Kastle's pyromaniac daughter Sheila (Christie MacFadyen) has the hots for Theo. Her psychotic brother Junior has just broken out of a mental institution and wants to murder Buzz. Kastle offers to get Theo back in the pins - for a price, and Theo finds himself faced with one of the impossible 7-10 splits of life.

==Cast==
- Lawton Paseka as Theo Skinner
- Christie MacFadyen as Sheila Kastle
- Mark Alfred as Buzz Fazeli
- Sunny Weil as Millie Fazeli
- Richard W. Sears Jr. as Miles Kastle
- Bill Christ as Junior
- Christopher Cooke as Sid
- Sean Hagerty as Breeze

==Festivals and critical reception==
Candice Russell, writing for the Sun-Sentinel at the Fort Lauderdale Film Festival, called Spare Me “a warped version of Rebel Without a Cause.” At the XXXVI Mostra Internazionale Del Film D’Autore San Remo in Italy, film critic David Rooney, writing for Variety, made note of the film's "reckless energy and charismatic leads." and Fausto Serra wrote "[the film] marks a great starting point for the future of its author." Todd Anthony, reviewing the picture for the Miami New Times at the South Beach Film Festival, highlighted Spare Me as a "flat-out winner." Film Threat labeled the film “The quintessential saga of a rebel and his ball."

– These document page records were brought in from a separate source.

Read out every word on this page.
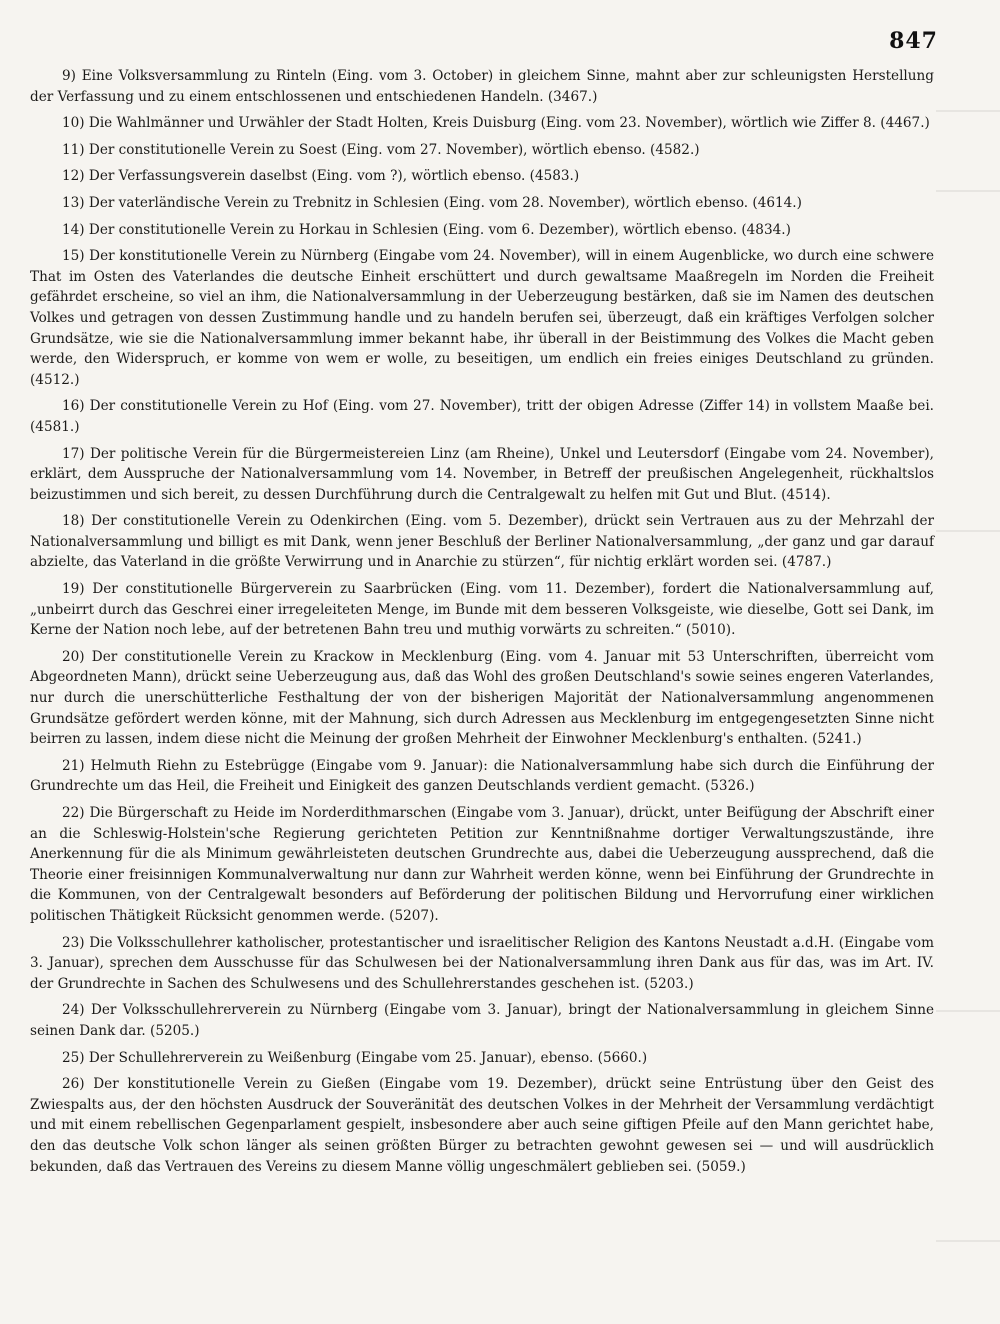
847

9) Eine Volksversammlung zu Rinteln (Eing. vom 3. October) in gleichem Sinne, mahnt aber zur schleunigsten Herstellung der Verfassung und zu einem entschlossenen und entschiedenen Handeln. (3467.)

10) Die Wahlmänner und Urwähler der Stadt Holten, Kreis Duisburg (Eing. vom 23. November), wörtlich wie Ziffer 8. (4467.)

11) Der constitutionelle Verein zu Soest (Eing. vom 27. November), wörtlich ebenso. (4582.)

12) Der Verfassungsverein daselbst (Eing. vom ?), wörtlich ebenso. (4583.)

13) Der vaterländische Verein zu Trebnitz in Schlesien (Eing. vom 28. November), wörtlich ebenso. (4614.)

14) Der constitutionelle Verein zu Horkau in Schlesien (Eing. vom 6. Dezember), wörtlich ebenso. (4834.)

15) Der konstitutionelle Verein zu Nürnberg (Eingabe vom 24. November), will in einem Augenblicke, wo durch eine schwere That im Osten des Vaterlandes die deutsche Einheit erschüttert und durch gewaltsame Maaßregeln im Norden die Freiheit gefährdet erscheine, so viel an ihm, die Nationalversammlung in der Ueberzeugung bestärken, daß sie im Namen des deutschen Volkes und getragen von dessen Zustimmung handle und zu handeln berufen sei, überzeugt, daß ein kräftiges Verfolgen solcher Grundsätze, wie sie die Nationalversammlung immer bekannt habe, ihr überall in der Beistimmung des Volkes die Macht geben werde, den Widerspruch, er komme von wem er wolle, zu beseitigen, um endlich ein freies einiges Deutschland zu gründen. (4512.)

16) Der constitutionelle Verein zu Hof (Eing. vom 27. November), tritt der obigen Adresse (Ziffer 14) in vollstem Maaße bei. (4581.)

17) Der politische Verein für die Bürgermeistereien Linz (am Rheine), Unkel und Leutersdorf (Eingabe vom 24. November), erklärt, dem Ausspruche der Nationalversammlung vom 14. November, in Betreff der preußischen Angelegenheit, rückhaltslos beizustimmen und sich bereit, zu dessen Durchführung durch die Centralgewalt zu helfen mit Gut und Blut. (4514).

18) Der constitutionelle Verein zu Odenkirchen (Eing. vom 5. Dezember), drückt sein Vertrauen aus zu der Mehrzahl der Nationalversammlung und billigt es mit Dank, wenn jener Beschluß der Berliner Nationalversammlung, „der ganz und gar darauf abzielte, das Vaterland in die größte Verwirrung und in Anarchie zu stürzen“, für nichtig erklärt worden sei. (4787.)

19) Der constitutionelle Bürgerverein zu Saarbrücken (Eing. vom 11. Dezember), fordert die Nationalversammlung auf, „unbeirrt durch das Geschrei einer irregeleiteten Menge, im Bunde mit dem besseren Volksgeiste, wie dieselbe, Gott sei Dank, im Kerne der Nation noch lebe, auf der betretenen Bahn treu und muthig vorwärts zu schreiten.“ (5010).

20) Der constitutionelle Verein zu Krackow in Mecklenburg (Eing. vom 4. Januar mit 53 Unterschriften, überreicht vom Abgeordneten Mann), drückt seine Ueberzeugung aus, daß das Wohl des großen Deutschland's sowie seines engeren Vaterlandes, nur durch die unerschütterliche Festhaltung der von der bisherigen Majorität der Nationalversammlung angenommenen Grundsätze gefördert werden könne, mit der Mahnung, sich durch Adressen aus Mecklenburg im entgegengesetzten Sinne nicht beirren zu lassen, indem diese nicht die Meinung der großen Mehrheit der Einwohner Mecklenburg's enthalten. (5241.)

21) Helmuth Riehn zu Estebrügge (Eingabe vom 9. Januar): die Nationalversammlung habe sich durch die Einführung der Grundrechte um das Heil, die Freiheit und Einigkeit des ganzen Deutschlands verdient gemacht. (5326.)

22) Die Bürgerschaft zu Heide im Norderdithmarschen (Eingabe vom 3. Januar), drückt, unter Beifügung der Abschrift einer an die Schleswig-Holstein'sche Regierung gerichteten Petition zur Kenntnißnahme dortiger Verwaltungszustände, ihre Anerkennung für die als Minimum gewährleisteten deutschen Grundrechte aus, dabei die Ueberzeugung aussprechend, daß die Theorie einer freisinnigen Kommunalverwaltung nur dann zur Wahrheit werden könne, wenn bei Einführung der Grundrechte in die Kommunen, von der Centralgewalt besonders auf Beförderung der politischen Bildung und Hervorrufung einer wirklichen politischen Thätigkeit Rücksicht genommen werde. (5207).

23) Die Volksschullehrer katholischer, protestantischer und israelitischer Religion des Kantons Neustadt a.d.H. (Eingabe vom 3. Januar), sprechen dem Ausschusse für das Schulwesen bei der Nationalversammlung ihren Dank aus für das, was im Art. IV. der Grundrechte in Sachen des Schulwesens und des Schullehrerstandes geschehen ist. (5203.)

24) Der Volksschullehrerverein zu Nürnberg (Eingabe vom 3. Januar), bringt der Nationalversammlung in gleichem Sinne seinen Dank dar. (5205.)

25) Der Schullehrerverein zu Weißenburg (Eingabe vom 25. Januar), ebenso. (5660.)

26) Der konstitutionelle Verein zu Gießen (Eingabe vom 19. Dezember), drückt seine Entrüstung über den Geist des Zwiespalts aus, der den höchsten Ausdruck der Souveränität des deutschen Volkes in der Mehrheit der Versammlung verdächtigt und mit einem rebellischen Gegenparlament gespielt, insbesondere aber auch seine giftigen Pfeile auf den Mann gerichtet habe, den das deutsche Volk schon länger als seinen größten Bürger zu betrachten gewohnt gewesen sei — und will ausdrücklich bekunden, daß das Vertrauen des Vereins zu diesem Manne völlig ungeschmälert geblieben sei. (5059.)
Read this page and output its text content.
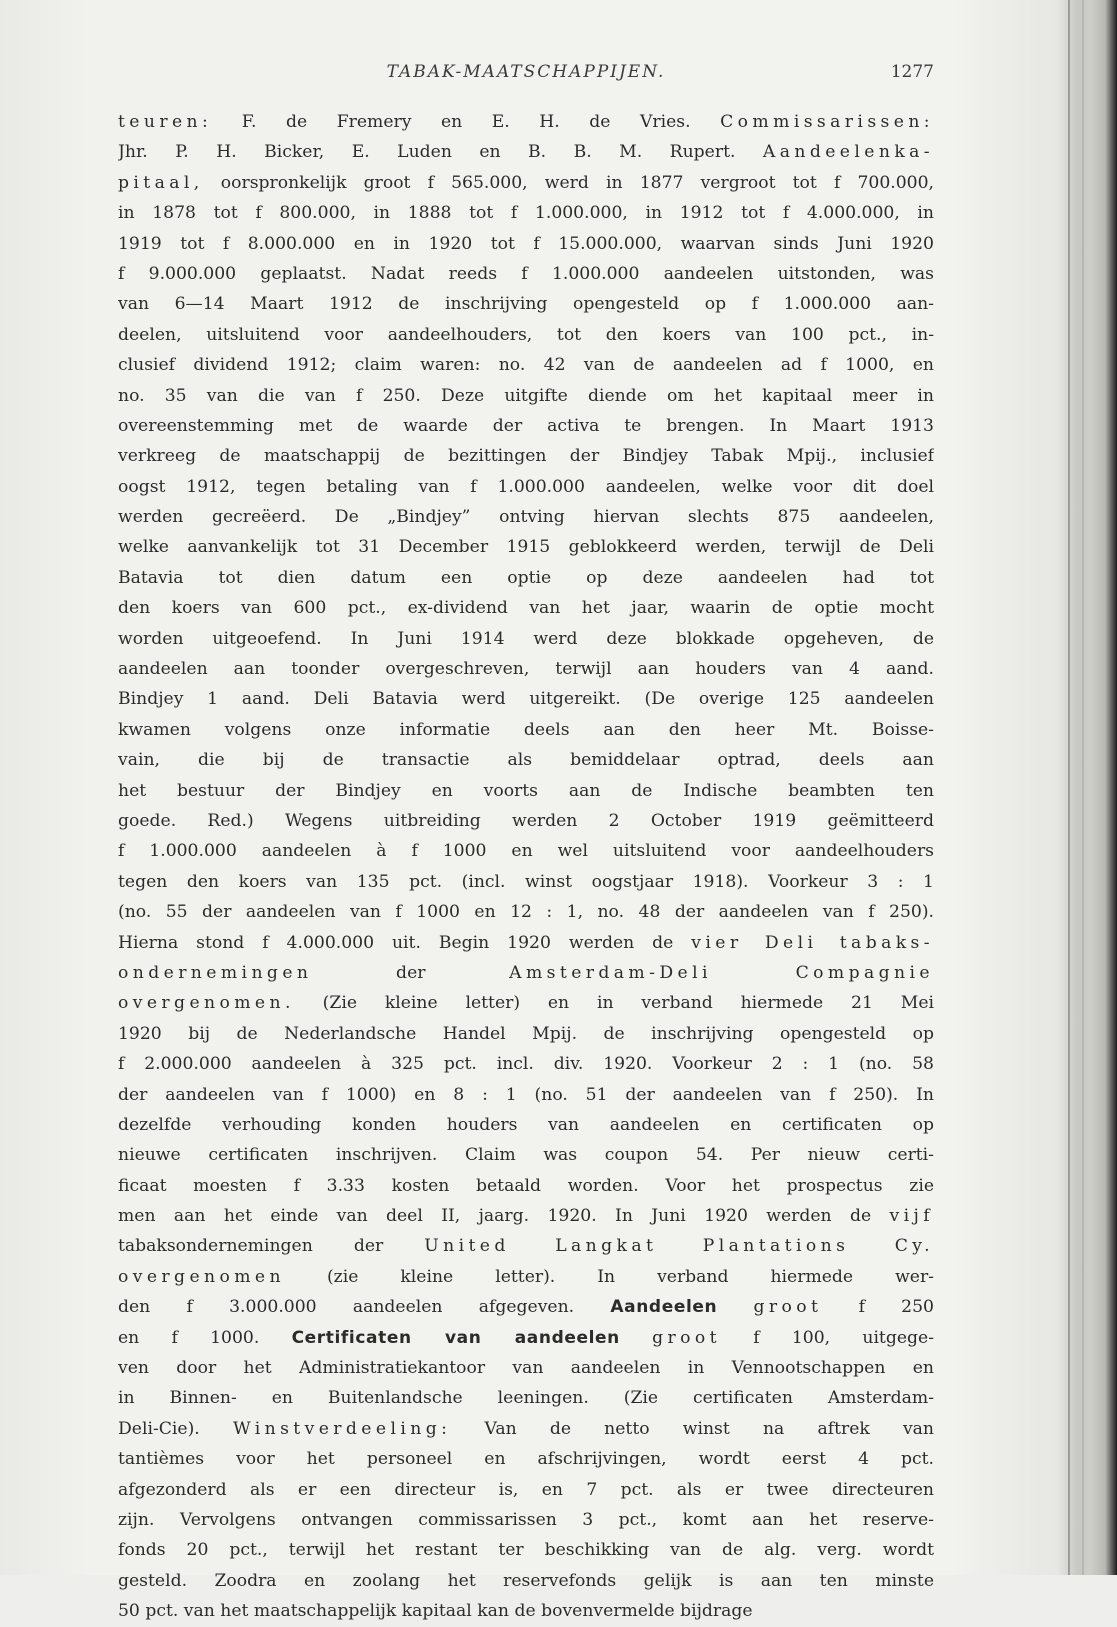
TABAK-MAATSCHAPPIJEN.	1277
teuren: F. de Fremery en E. H. de Vries. Commissarissen:
Jhr. P. H. Bicker, E. Luden en B. B. M. Rupert. Aandeelenka-
pitaal, oorspronkelijk groot f 565.000, werd in 1877 vergroot tot f 700.000,
in 1878 tot f 800.000, in 1888 tot f 1.000.000, in 1912 tot f 4.000.000, in
1919 tot f 8.000.000 en in 1920 tot f 15.000.000, waarvan sinds Juni 1920
f 9.000.000 geplaatst. Nadat reeds f 1.000.000 aandeelen uitstonden, was
van 6—14 Maart 1912 de inschrijving opengesteld op f 1.000.000 aan-
deelen, uitsluitend voor aandeelhouders, tot den koers van 100 pct., in-
clusief dividend 1912; claim waren: no. 42 van de aandeelen ad f 1000, en
no. 35 van die van f 250. Deze uitgifte diende om het kapitaal meer in
overeenstemming met de waarde der activa te brengen. In Maart 1913
verkreeg de maatschappij de bezittingen der Bindjey Tabak Mpij., inclusief
oogst 1912, tegen betaling van f 1.000.000 aandeelen, welke voor dit doel
werden gecreëerd. De „Bindjey” ontving hiervan slechts 875 aandeelen,
welke aanvankelijk tot 31 December 1915 geblokkeerd werden, terwijl de Deli
Batavia tot dien datum een optie op deze aandeelen had tot
den koers van 600 pct., ex-dividend van het jaar, waarin de optie mocht
worden uitgeoefend. In Juni 1914 werd deze blokkade opgeheven, de
aandeelen aan toonder overgeschreven, terwijl aan houders van 4 aand.
Bindjey 1 aand. Deli Batavia werd uitgereikt. (De overige 125 aandeelen
kwamen volgens onze informatie deels aan den heer Mt. Boisse-
vain, die bij de transactie als bemiddelaar optrad, deels aan
het bestuur der Bindjey en voorts aan de Indische beambten ten
goede. Red.) Wegens uitbreiding werden 2 October 1919 geëmitteerd
f 1.000.000 aandeelen à f 1000 en wel uitsluitend voor aandeelhouders
tegen den koers van 135 pct. (incl. winst oogstjaar 1918). Voorkeur 3 : 1
(no. 55 der aandeelen van f 1000 en 12 : 1, no. 48 der aandeelen van f 250).
Hierna stond f 4.000.000 uit. Begin 1920 werden de vier Deli tabaks-
ondernemingen der Amsterdam-Deli	Compagnie
overgenomen. (Zie kleine letter) en in verband hiermede 21 Mei
1920 bij de Nederlandsche Handel Mpij. de inschrijving opengesteld op
f 2.000.000 aandeelen à 325 pct. incl. div. 1920. Voorkeur 2 : 1 (no. 58
der aandeelen van f 1000) en 8 : 1 (no. 51 der aandeelen van f 250). In
dezelfde verhouding konden houders van aandeelen en certificaten op
nieuwe certificaten inschrijven. Claim was coupon 54. Per nieuw certi-
ficaat moesten f 3.33 kosten betaald worden. Voor het prospectus zie
men aan het einde van deel II, jaarg. 1920. In Juni 1920 werden de vijf
tabaksondernemingen der United Langkat Plantations Cy.
overgenomen (zie kleine letter). In verband hiermede wer-
den f 3.000.000 aandeelen afgegeven. Aandeelen groot f 250
en f 1000. Certificaten van aandeelen groot f 100, uitgege-
ven door het Administratiekantoor van aandeelen in Vennootschappen en
in Binnen- en Buitenlandsche leeningen. (Zie certificaten Amsterdam-
Deli-Cie). Winstverdeeling: Van de netto winst na aftrek van
tantièmes voor het personeel en afschrijvingen, wordt eerst 4 pct.
afgezonderd als er een directeur is, en 7 pct. als er twee directeuren
zijn. Vervolgens ontvangen commissarissen 3 pct., komt aan het reserve-
fonds 20 pct., terwijl het restant ter beschikking van de alg. verg. wordt
gesteld. Zoodra en zoolang het reservefonds gelijk is aan ten minste
50 pct. van het maatschappelijk kapitaal kan de bovenvermelde bijdrage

The film was also programmed at festivals both in the US and overseas including Boston Film Festival, Central Florida Film Festival, ExGround Festival, Florida Film Festival, Fort Lauderdale International Film Festival, Hamptons International Film Festival, Long Island Film Festival, Filmfest Oldenburg, São Paulo International Film Festival, Festroia International Film Festival, Welsh Film Festival, and Women in Film Festival, Los Angeles.

Spare Me was screened at Anthology Film Archives, Cinemac, Cinémathèque Française, Coolidge Corner Theatre, Deutsche Kinemathek, Harvard Film Archive, Hirshhorn Museum, IFP Market, Kansas State University, Kino Arsenal at the Arsenal Institute for Film and Video Art in Berlin, Millennium Film Workshop, Pacific Film Archive, Projected Images of Hudson County, Putnam Screening Room and the Shooting Gallery in New York City. The film was licensed on video in the US and overseas.